According to the study, Bitcoin has inherent monetary value rather than intrinsic value because Bitcoin is not backed by anything. According to behavioral economics, monetary value (MV) is attached to an asset when there is a collective belief attached to it. MV also arises when the asset is scarce like Bitcoin, and it is durable and possesses strong privacy characteristics, the report said.
Like Bitcoin, Gold also has significant MV, something that illustrates and highlights Bitcoin’s potential to serve as “Digital Gold.”

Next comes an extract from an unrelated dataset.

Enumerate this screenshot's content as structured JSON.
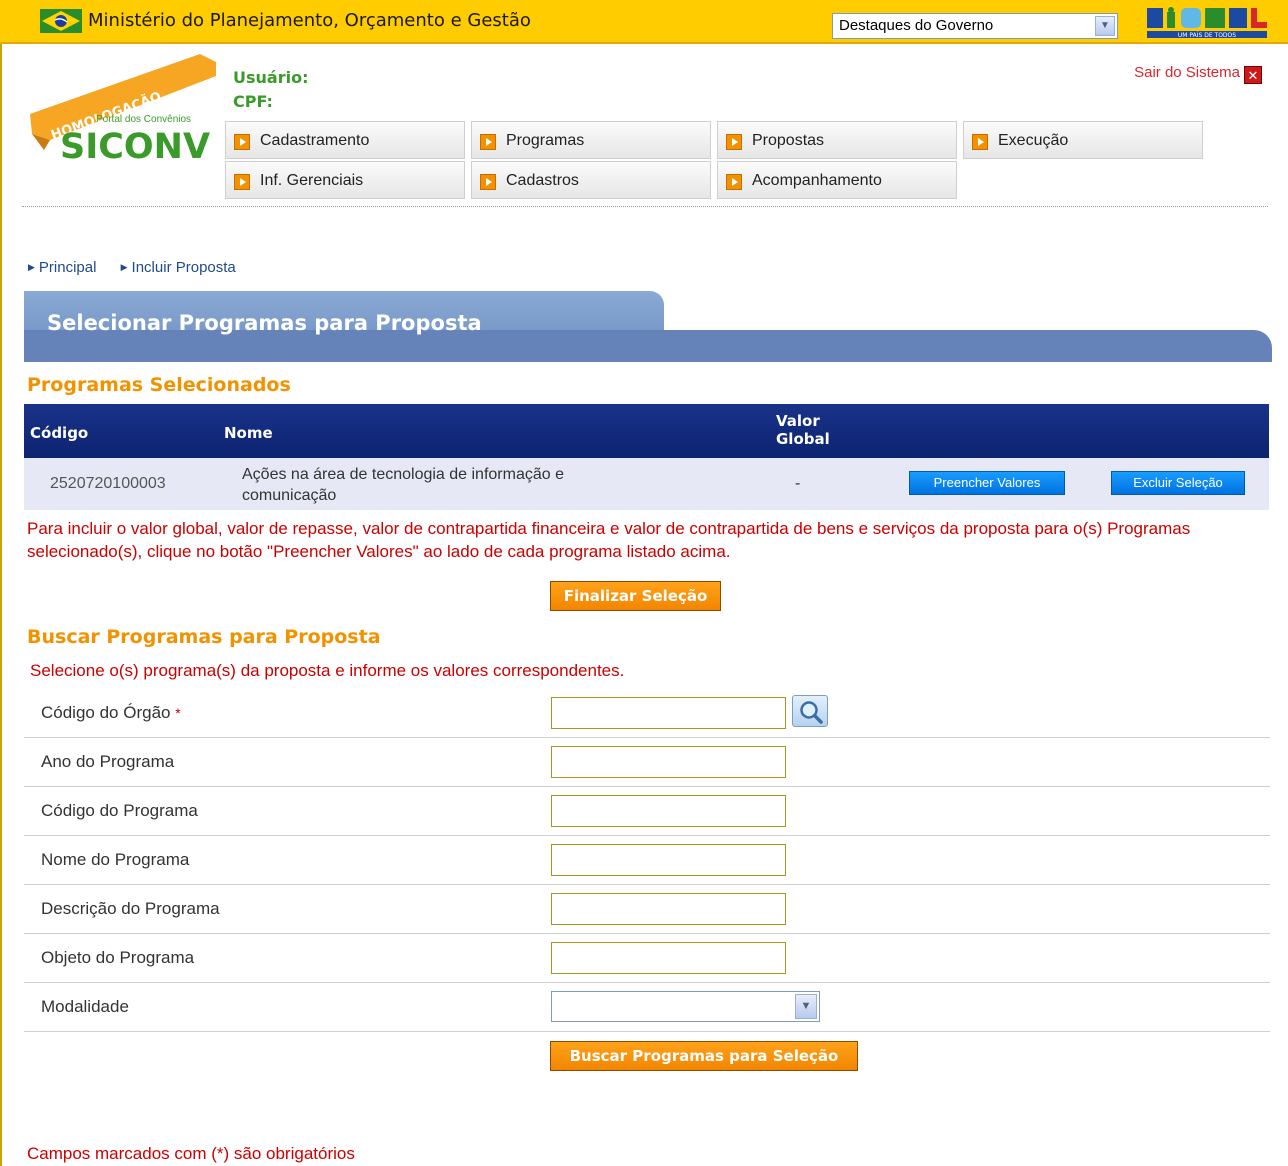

Despite these characteristics, Bitcoin still does not have large enough exposure with institutional investors because of Bitcoin’s nature as a bearer asset. The lack of major custodians, clearing entities, settlement entities, and transfer targets also count against Bitcoin in the capital market.
Although Bitcoin has increasing MV in both on and off-chain, the report also suggested that Bitcoin’s past market performance has allowed it to fit well in the investment portfolio medium.
Comparing Bitcoin to the traditional asset class, the report observed that Bitcoin had outperformed major asset indices over both the short and long-term time periods. At press time, Bitcoin was up by 30 percent over the last 30 days whereas the S&P 500 mustered a mere 2.21 percent.
Bitcoin’s valuation also trumped major traditional assets in the 1 year, 3 years and 5 years bracket as well, while other indexes of Gold, U.S bonds and ACWI failed to keep up with it.
Hence, the study asserted that Bitcoin may improve the risk and return reward profile of institutional investment portfolios. The report said,
“A small allocation to bitcoin significantly enhanced the cumulative return of a 60 percent equity and 40 percent portfolio allocation mix while only minimally impacting its volatility.”
Despite listing out all the positives, VanEck did not cast out the risk associated with Bitcoin, all of which were largely tied to the hacking of trading platforms, price volatility, government restrictions, and ecosystem designs.
With state regulations improving in certain parts of the world and a Bitcoin ETF looming large, the case for Bitcoin as an investment instrument becomes stronger.